The fragmentation of the radiocarbon record into regional datasets also hinders analysis at larger scales. Although the core elements of a radiocarbon date — laboratory identifier, radiocarbon age, measurement error — are more or less standardised, there is no such consistency in contextual information on the sample or site. Such contextual information is important not just for the interpretation of dates, but for filtering out unreliable dates based on sample information (‘chronometric hygiene’ sensuPettitt et al. 2003) and for correcting for known systematic errors such as the marine reservoir effect (Alves et al. 2018). Most published datasets incorporate all or part of earlier compilations, meaning duplicate records are also very common, but deduplicating them is not a trivial problem due to format variations (see Section 4.2). These issues are by no means impossible to overcome but add a significant amount of data-cleaning effort to a process that would otherwise be very amenable to standardisation.

2.2 Global radiocarbon compilations

The profusion of radiocarbon compilations over the last decade has naturally prompted many to think globally. Three existing initiatives in particular share similar aims to XRONOS (at least as far as radiocarbon is concerned): c14bazAAR, IntChron, and p3k14c.

The first available synthetic radiocarbon database was c14bazAAR (Schmid, Seidensticker and Hinz 2019), an R package that provides an index of openly published radiocarbon databases and a common interface for retrieving them and performing basic data cleaning. Because c14bazAAR downloads data from its original source repositories, rather than mirroring it, it only includes resources that have been published in a fully open and machine-accessible format.
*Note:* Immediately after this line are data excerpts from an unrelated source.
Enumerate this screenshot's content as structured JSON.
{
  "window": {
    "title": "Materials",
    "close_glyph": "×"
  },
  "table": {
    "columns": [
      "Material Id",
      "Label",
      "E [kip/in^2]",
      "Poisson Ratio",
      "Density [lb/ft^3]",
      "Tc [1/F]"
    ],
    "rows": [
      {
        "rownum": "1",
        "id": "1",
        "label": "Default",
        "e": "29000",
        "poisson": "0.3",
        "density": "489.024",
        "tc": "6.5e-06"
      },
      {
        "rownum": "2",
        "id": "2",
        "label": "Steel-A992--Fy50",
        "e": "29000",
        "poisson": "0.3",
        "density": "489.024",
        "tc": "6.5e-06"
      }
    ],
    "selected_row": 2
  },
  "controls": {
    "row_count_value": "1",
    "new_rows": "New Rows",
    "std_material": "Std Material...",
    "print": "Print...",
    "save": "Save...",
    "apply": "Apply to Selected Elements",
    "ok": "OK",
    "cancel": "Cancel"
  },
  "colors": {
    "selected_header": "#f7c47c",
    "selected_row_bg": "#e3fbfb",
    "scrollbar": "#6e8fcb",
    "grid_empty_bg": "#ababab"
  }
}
Despite this limitation, it has global coverage and a large number of dates (Figure 3) and was therefore our starting point for data collection for XRONOS.

Figure 3 

Geographic (quantile kernel density) and temporal (sum calibration) of georeferenced dates in XRONOS and other global radiocarbon compilations.

Another indexical approach is taken by the IntChron project (Bronk Ramsey et al. 2019), which exposes data from multiple sources and exposes them with a common JSON-based web interface. The IntChron specification is open, meaning that radiocarbon labs or compilation projects can implement it independently and thereby allow end users to access their data through a common interface (though to our knowledge it has so far only been adopted by databases associated with the Oxford Radiocarbon Lab). The JSON format also lends itself to the implementation of wrapper libraries, for example the rIntChron package gives direct access to IntChron-indexed databases in R (Roe 2024).

The p3k14c database (Bird et al. 2022) instead compiles multiple source databases into a single flat file dataset, with a similar level of coverage to c14bazAAR. The major advantage of this approach is that the data is made internally consistent and has been manually cleaned to some extent, which makes it particularly well-suited to global analyses. The downside is that without the continuous link to the source databases present in the c14bazAAR and IntChron, it can only be kept up to date manually with periodic re-releases. An accompanying package (Bird, Bocinsky and Vander Linden 2024) provides direct access to the p3k14c dataset in R.

As of December 2024, c14bazAAR had 118,071 radiocarbon dates with unique laboratory identifiers (excluding those sourced from p3k14c and XRONOS), IntChron had 12,388 (excluding those from non-archaeological contexts), and p3k14c had 176,016. The geographic distribution of dates from each is similar (Figure 3), reflecting the large degree in overlap between the sources of each compilation. IntChron, which in practice is currently only used to publish dates associated with the Oxford Radiocarbon Lab, has dates from more diverse contexts, but is an order of magnitude smaller.

3. Concept

XRONOS inherits its basic structure from RADON (Hinz et al. 2012;Kneisel, Hinz and Rinne 2014;Raetzel-Fabian 1999;Rinne et al. 2024), with a database-backed web application and a data model that separates radiocarbon dates, contextual information, and sites. Our overall aims in developing XRONOS is to bring this model, which RADON has operated on for more than twenty years, up to date, to generalise it to other types of chronometric information, and to transform it from an online database to a data infrastructure that supports the continuous ingestion, curation, and open dissemination of archaeological chronologies from diverse sources.

3.2 Data model

At the base of the XRONOS data model (Figure 4) are sets of spatiotemporal coordinates or, as we call them,chrons. In an archaeological context, we conceptualise a chron as an assertion linking human activity with a particular point in space and time. Our data model currently encompasses three types of chron: radiocarbon dates, typological dates (e.g., ‘Early Neolithic’) and dendrochronological dates. However, we anticipate that the concept will accommodate other types of absolute and relative dating techniques, as the scope of the database expands.

Figure 4 

Simplified entity relationship diagram showing the XRONOS data model.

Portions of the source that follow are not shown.